Seven protesters were shot dead by security forces during street rallies against military rule on Monday while several dozens also sustained gunshot wounds, according to a medical group aligned with the pro-democracy movement.
The rallies were the latest since mass protests began after an October 25 coup that upended Sudan’s democratic transition. Monday's death toll took the number of protesters killed since the coup to at least 71. More than 2,000 have been wounded.
The civil disobedience and strikes were called for by the Forces of Freedom and Change (FFC), an alliance of political parties that was the political patron and sponsor of the civilian-led government sacked by army chief and coup leader Gen Abdel Fattah Al Burhan.
“Let the period of civil disobedience be a time for regrouping and uniting our revolutionary forces and preparing them for the decisive battle to bring down the regime,” the FFC said on Monday night.
Khartoum's streets were almost empty of vehicular traffic and most shops in the city centre were closed in the early morning hours.
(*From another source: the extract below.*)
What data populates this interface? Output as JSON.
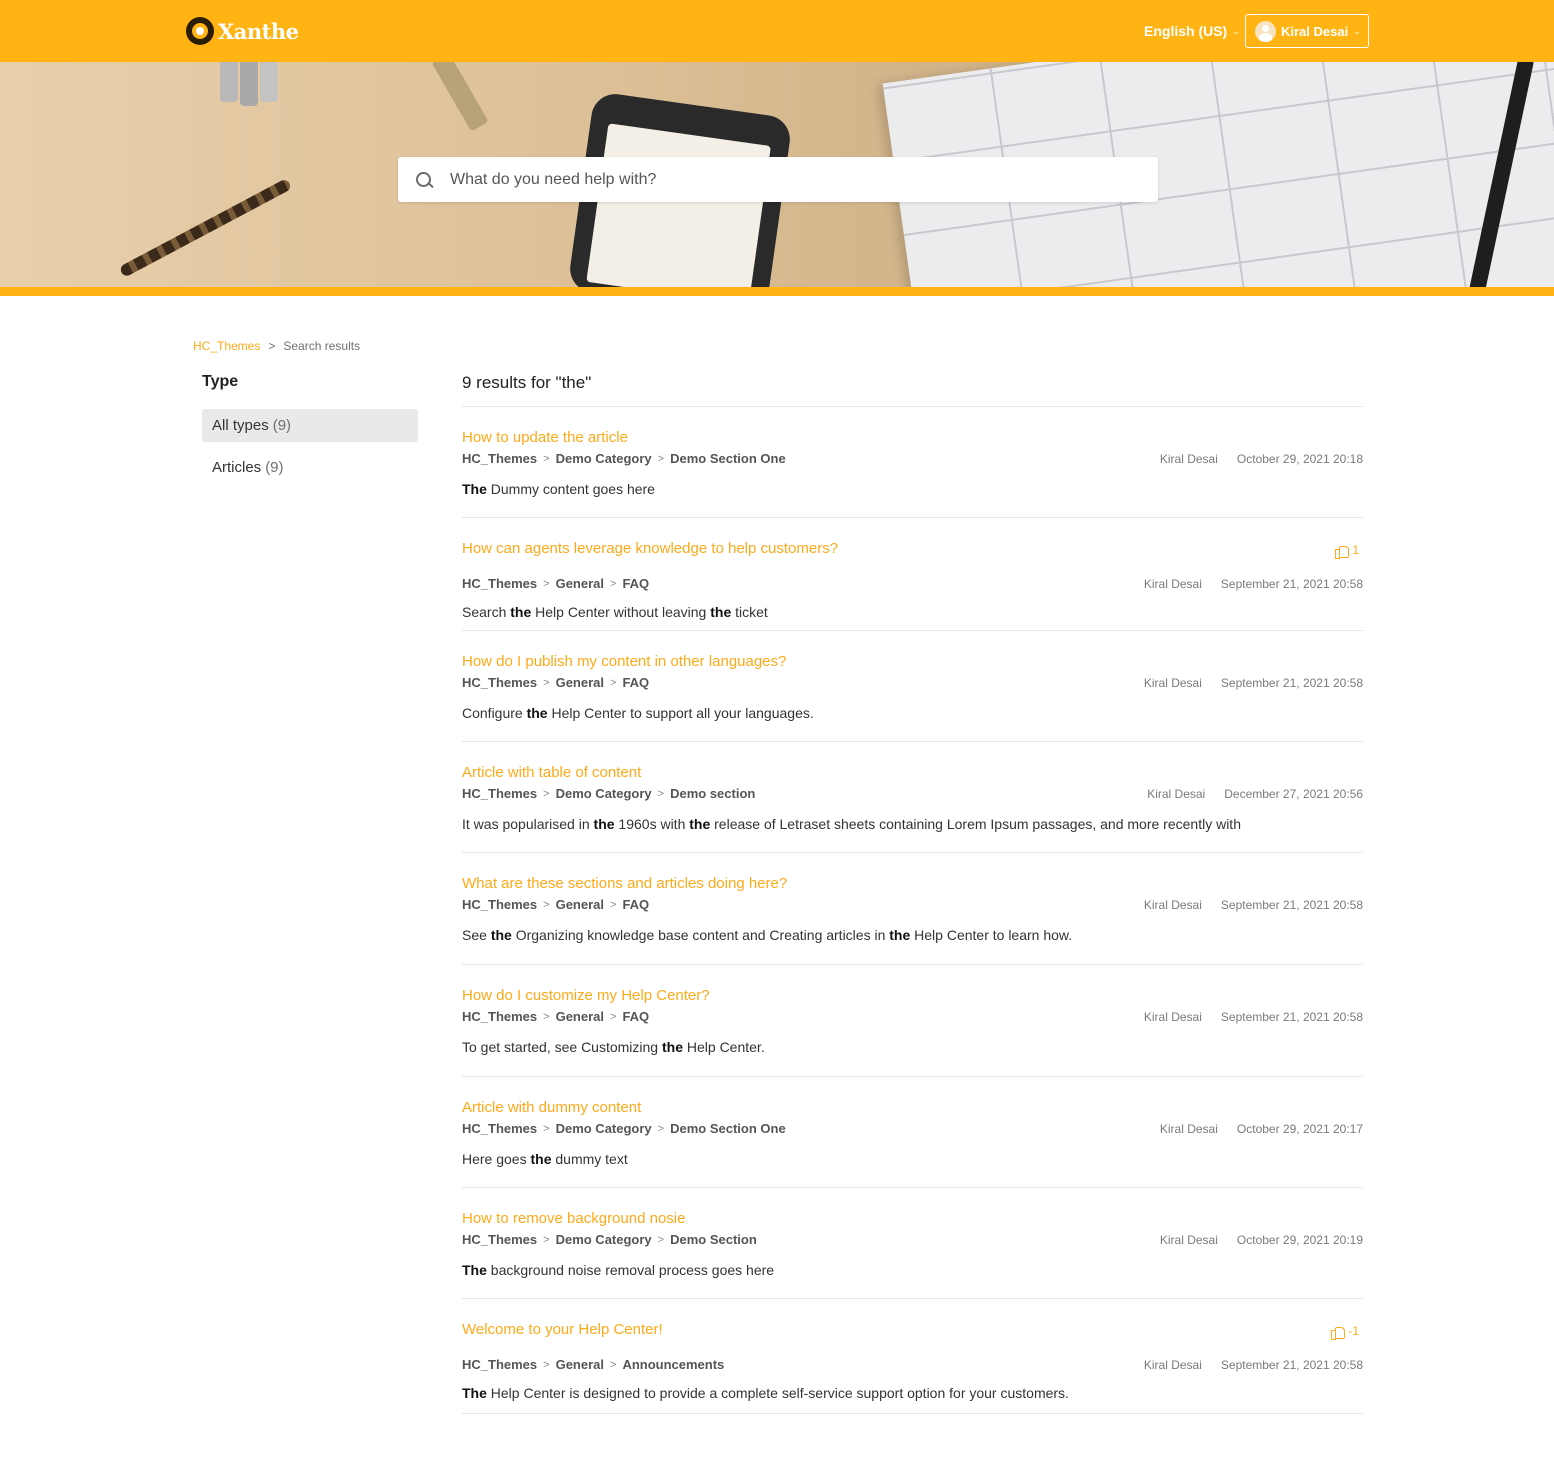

However, many stores in the area opened and traffic picked up by lunch time, with residents apparently taking advantage of a day without street protests to shop and run errands.
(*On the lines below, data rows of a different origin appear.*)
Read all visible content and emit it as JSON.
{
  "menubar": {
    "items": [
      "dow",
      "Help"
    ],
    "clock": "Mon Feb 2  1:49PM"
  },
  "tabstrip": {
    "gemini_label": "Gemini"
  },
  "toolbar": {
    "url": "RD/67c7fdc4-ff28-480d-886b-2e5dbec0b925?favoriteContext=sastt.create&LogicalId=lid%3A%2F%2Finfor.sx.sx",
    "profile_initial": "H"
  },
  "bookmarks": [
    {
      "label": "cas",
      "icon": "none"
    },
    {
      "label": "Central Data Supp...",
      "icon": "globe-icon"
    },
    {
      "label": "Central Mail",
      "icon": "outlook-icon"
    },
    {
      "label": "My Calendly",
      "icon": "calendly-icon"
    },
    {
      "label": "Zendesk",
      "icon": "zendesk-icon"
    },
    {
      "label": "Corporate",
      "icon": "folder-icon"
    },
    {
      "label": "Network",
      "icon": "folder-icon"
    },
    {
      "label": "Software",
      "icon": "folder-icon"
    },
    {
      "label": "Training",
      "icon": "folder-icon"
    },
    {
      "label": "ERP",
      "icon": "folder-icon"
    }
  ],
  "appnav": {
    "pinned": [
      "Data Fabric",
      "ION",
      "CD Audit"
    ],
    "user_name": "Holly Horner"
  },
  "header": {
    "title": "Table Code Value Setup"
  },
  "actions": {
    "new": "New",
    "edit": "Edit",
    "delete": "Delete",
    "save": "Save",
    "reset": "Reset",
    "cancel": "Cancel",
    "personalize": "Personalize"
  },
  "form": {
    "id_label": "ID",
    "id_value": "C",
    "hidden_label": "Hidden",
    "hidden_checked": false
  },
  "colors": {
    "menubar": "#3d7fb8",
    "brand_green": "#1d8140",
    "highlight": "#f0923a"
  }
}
Monday's protest call was immediately followed by statements from trade and professional unions, which declared their intention to heed the call for strikes.
The Interior Ministry, which is in charge of the police, blamed Monday’s violence on the protesters, claiming they adopted “semi-military tactics.”
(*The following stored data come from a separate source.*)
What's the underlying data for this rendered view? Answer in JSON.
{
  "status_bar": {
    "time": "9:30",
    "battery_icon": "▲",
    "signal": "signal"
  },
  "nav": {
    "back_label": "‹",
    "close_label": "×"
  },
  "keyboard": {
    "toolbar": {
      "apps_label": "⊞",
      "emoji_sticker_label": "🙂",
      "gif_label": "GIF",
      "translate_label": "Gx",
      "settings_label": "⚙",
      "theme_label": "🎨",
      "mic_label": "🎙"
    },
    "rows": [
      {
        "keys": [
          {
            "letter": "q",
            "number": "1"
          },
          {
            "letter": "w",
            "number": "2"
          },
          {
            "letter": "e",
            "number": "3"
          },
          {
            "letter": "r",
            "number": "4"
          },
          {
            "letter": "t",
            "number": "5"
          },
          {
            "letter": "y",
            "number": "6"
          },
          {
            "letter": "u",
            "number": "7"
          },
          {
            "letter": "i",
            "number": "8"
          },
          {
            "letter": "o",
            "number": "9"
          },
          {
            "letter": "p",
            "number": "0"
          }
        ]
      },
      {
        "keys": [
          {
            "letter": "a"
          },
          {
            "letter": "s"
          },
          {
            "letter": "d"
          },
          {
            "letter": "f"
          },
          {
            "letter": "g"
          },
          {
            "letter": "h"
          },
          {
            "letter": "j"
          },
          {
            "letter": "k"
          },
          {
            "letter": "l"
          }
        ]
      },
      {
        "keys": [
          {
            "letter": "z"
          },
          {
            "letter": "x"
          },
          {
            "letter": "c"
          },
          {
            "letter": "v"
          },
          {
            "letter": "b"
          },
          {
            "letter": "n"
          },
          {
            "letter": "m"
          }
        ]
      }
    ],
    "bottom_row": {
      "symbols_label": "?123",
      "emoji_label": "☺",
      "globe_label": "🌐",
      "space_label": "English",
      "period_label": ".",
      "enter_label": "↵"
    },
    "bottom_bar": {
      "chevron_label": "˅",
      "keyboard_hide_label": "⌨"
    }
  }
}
It said the police only used water cannons and tear gas but acknowledged that seven protesters had been killed in Khartoum.
The ministry said 50 policemen and 22 “citizens” were wounded while 77 protesters were detained.
Monday’s violence drew international condemnation that could have only turned up pressure on Gen Al Burhan and his associates to step aside in the face of growing opposition to their rule.
US State Department spokesman Ned Price said on Twitter that Washington was "concerned by reports of escalating violence".
Mr Price said Assistant Secretary of State Molly Phee and new special envoy David Satterfield "are headed to Khartoum and will reiterate our call for security forces to end violence and respect freedom of expression and peaceful assembly". The pair are expected in Khartoum this week.
Meanwhile, Britain and France were among nine UN Security Council members who urged all parties in Sudan to “exercise the utmost restraint” after Monday's deadly violence.
“We express our serious concern about the military coup in Sudan on October 25, 2021", said the text, which was also signed by Mexico, Albania, Brazil, Gabon, Ghana, Ireland and Norway.
The statement, released after a meeting of the 15-member council, also urged all parties to “refrain from the use of violence and emphasise the importance of full respect for human rights, including the right to peaceful assembly and freedom of expression".
Significantly, the meeting involved Karim Khan, a prosecutor with the International Criminal Court.
The UN mission in Sudan also strongly denounced Monday's violence, describing the use of live rounds by security forces as unacceptable.